"J'ai découvert grâce à internet que j'attendais mon troisième enfant" et que "j'étais divorcée", a ironisé la ministre de l'Education nationale, citant aussi un "complot" contre l'accent circonflexe ourdi selon la Toile par elle lorsqu'elle était en cinquième.
Le "conspirationnisme s'invite très souvent dans les salles de classe.
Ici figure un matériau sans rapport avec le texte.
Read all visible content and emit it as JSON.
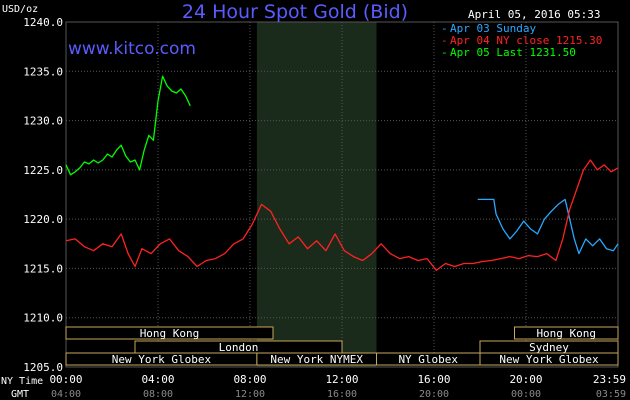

Les enseignants sont les premiers à témoigner du fait que souvent leurs enseignements sont remis en cause, contestés, et qu'on prétend autre chose qu'on a lu sur internet, avec une rhétorique très carrée", a-t-elle expliqué lors d'une série de débats organisés par le ministère à l'occasion de la journée pour un internet sans crainte.
Il s'agit de "lancer un mouvement" pour "dire que ce sujet ne doit pas être sous-estimé par l'école, car il brouille les relations des élèves à l'institution" et "la relation des élèves au savoir", a-t-elle souligné.
"On a vu après les attentats de janvier et de novembre le nombre d'explications farfelues qui ont surgi sur internet", a-t-elle rappelé. La journée de débats doit servir de base à des ressources pédagogiques pour les enseignants. Un appel à projets sera lancé pour faire remonter les initiatives déjà lancées par des professeurs, pour les faire connaître.
Les enseignants "alertent depuis plusieurs années sur le fait qu'ils sont confrontés" à ce phénomène, a indiqué Rudy Reichstadt, fondateur de l?Observatoire du conspirationnisme et des théories du complot, évoquant "une prise de conscience" de l?exécutif dans le sillage des attentats de janvier.
- Cours d'autodéfense intellectuelle -
Le complotisme "tord la réalité dans le sens de ses intérêts", désigne un groupe d'individus (les templiers, les juifs, les illuminati, les sorcières, les Tutsi au Rwanda...) comme "porteurs d'un projet de domination". Il "inverse la charge de la preuve", demandant qu'on prouve que ce qu'il avance est faux.
"On est des enseignants, on a donc une responsabilité" vis-à-vis des élèves, qu'il faut "accompagner", a estimé Ronan Cherel, professeur d'histoire-géographie. Après l'attentat contre Charlie Hebdo, il avait été surpris d'entendre les mêmes arguments sur un complot judéo-maçonnique cités par ses élèves de collège et des prisonniers devant lesquels il intervient.
Il a essayé successivement plusieurs approches: tenter de démonter argument par argument, créer avec les élèves un complot fictif, placer les collégiens en posture de journalistes créant un média... A l'arrivée, il ne penche pas pour une "approche frontale", car "c'est extrêmement fatiguant de se battre contre des arguments les uns après les autres. Les histoires de carte d'identité, de rétroviseur, c'est sans fin", dit-il, en référence à des arguments complotistes qui ont circulé sur les frères Kouachi.
"Les élèves peuvent donner plus d'infos que le prof, c'est très dangereux", a abondé Lionel Vighier, qui en tant que professeur de lettres ne se sent "pas armé pour démonter une théorie du complot". En revanche, "là où je peux servir, c'est sur la rhétorique".
Il a ainsi décortiqué avec ses élèves des procédés récurrents des complotistes: la dénonciation d'un groupe, des indices avancés comme preuves, des événements successifs présentés comme forcément liés... Ses élèves ont ensuite produit des vidéos reprenant des codes des complotistes, comme une musique anxiogène, des couleurs sombres ou le leitmotiv "Coïncidence ? Non, je ne crois pas".
Pour Sophie Mazet, professeur d'anglais, le déclic est parti de l'incapacité de ses élèves à identifier comme parodiques des articles de l'équivalent américain du Gorafi, The Onion, y compris un discours d'Obama se concluant par "Fuck You". Lors d'un voyage au Rwanda avec une collègue, elle s'est aussi intéressée au rôle de la radio Mille Collines dans le génocide. Elle organise maintenant dans son établissement des cours facultatifs d'autodéfense intellectuelle.